The Indians not only conceded a lead of 147, they failed to break through in Australia’s second innings. By close on Day II, the hosts were ahead by 179.

“It’s such a disappointment... In India-like conditions, with the sun out, we should have made the most of yesterday’s comeback... We’ve let go a big opportunity,” former India captain and cricket manager Ravi Shastri told The Telegraph.

Moreover, a debate could now start over the wisdom of getting Rahul Dravid to open.

Dravid wasn’t the first to go ó actually, he would have been, had Phil Jaques not dropped him off Mitchell Johnson ó but took 41 deliveries to get off the mark and struggled during his stay of 66 balls.

The former captain seemed to be fighting demons where none existed and couldn’t profit even from a second reprieve, when a no ball saved him.
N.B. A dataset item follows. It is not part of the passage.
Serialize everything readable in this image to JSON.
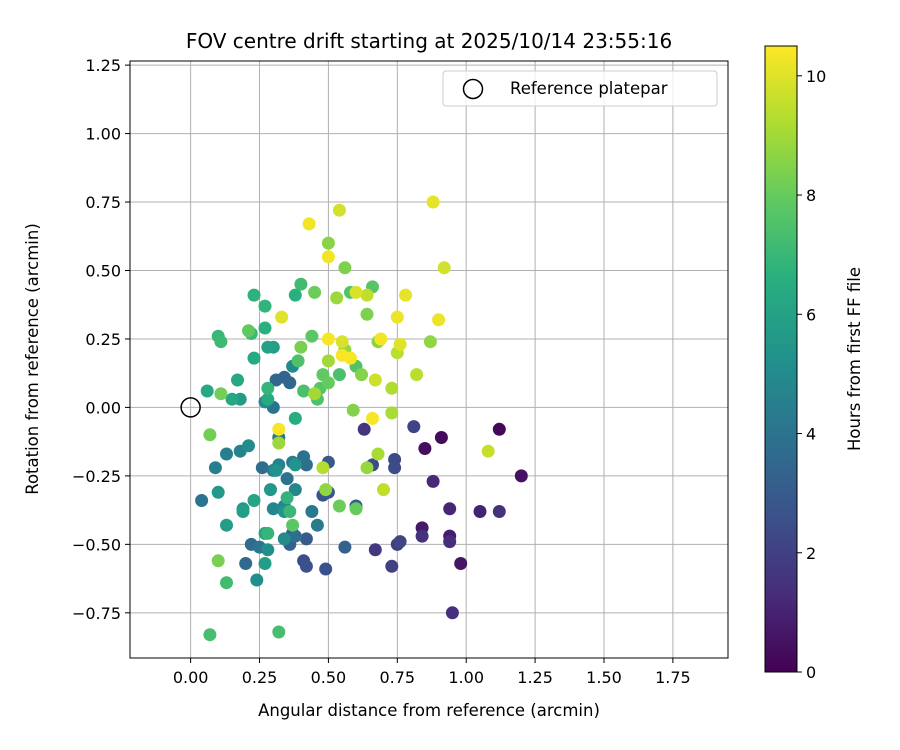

Surely, Dravid knew what he was getting into when he agreed to do a job he hadn’t done for almost two years.

Dravid fell for 5 but, by then, enough damage had been caused in the dressing room too. After all, if the most accomplished bat is at sea against Brett Lee and Johnson, then how much of a chance do lesser mortals have?

Lee (7-3-10-1) and Mitchell (7-5-3-0) were brilliant in their first spells, but the Indians had opened with a pair boasting solid technique and unflappable temperament.
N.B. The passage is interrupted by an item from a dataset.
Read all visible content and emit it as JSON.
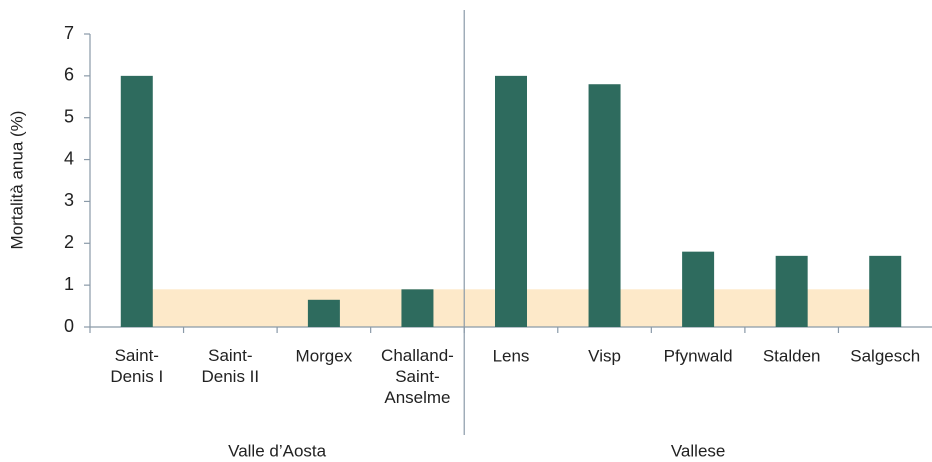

Jaffer and Dravid, however, conceded too much ground far too easily. Instead of making a statement, which was the need of the pre-lunch session after Australia’s first innings ended, they made it a no-contest.

Shockingly, both played into Ricky Ponting’s hands by not rotating the strike.

“I reckon the openers developed a mental block,” added Shastri, who made his debut at No.10 but gradually emerged as a top quality opener.

There would have been some relief over the move to promote Dravid had Yuvraj, whose selection changed the batting order, made runs. Well, he hadn’t scored when Bowden gave him out caught behind.

Besides Sachin, V.V.S. Laxman looked good for a while before falling to a brute of a delivery from Lee, and Sourav batted with authority till a Brad Hogg flipper did him in.

Sachin’s 62 came off 77 balls (7x4, 1x6), while Sourav took 79 deliveries for his 43 (1x4, 1x6).

While the Indians had an awful day, Lee and ’keeper Adam Gilchrist touched milestones. The quick (“I’m enjoying myself”) has now taken over 250 Test wickets. As for Gilchrist, with 395 dismissals, he’s currently on a par with compatriot Ian Healy.

The task, as they say, couldn’t be more clear cut for Kumble and Co. Sachin has vowed that the team will fight, but that must quickly translate into wickets.

Otherwise it won’t be a happy end to a year which has seen quite a few successes.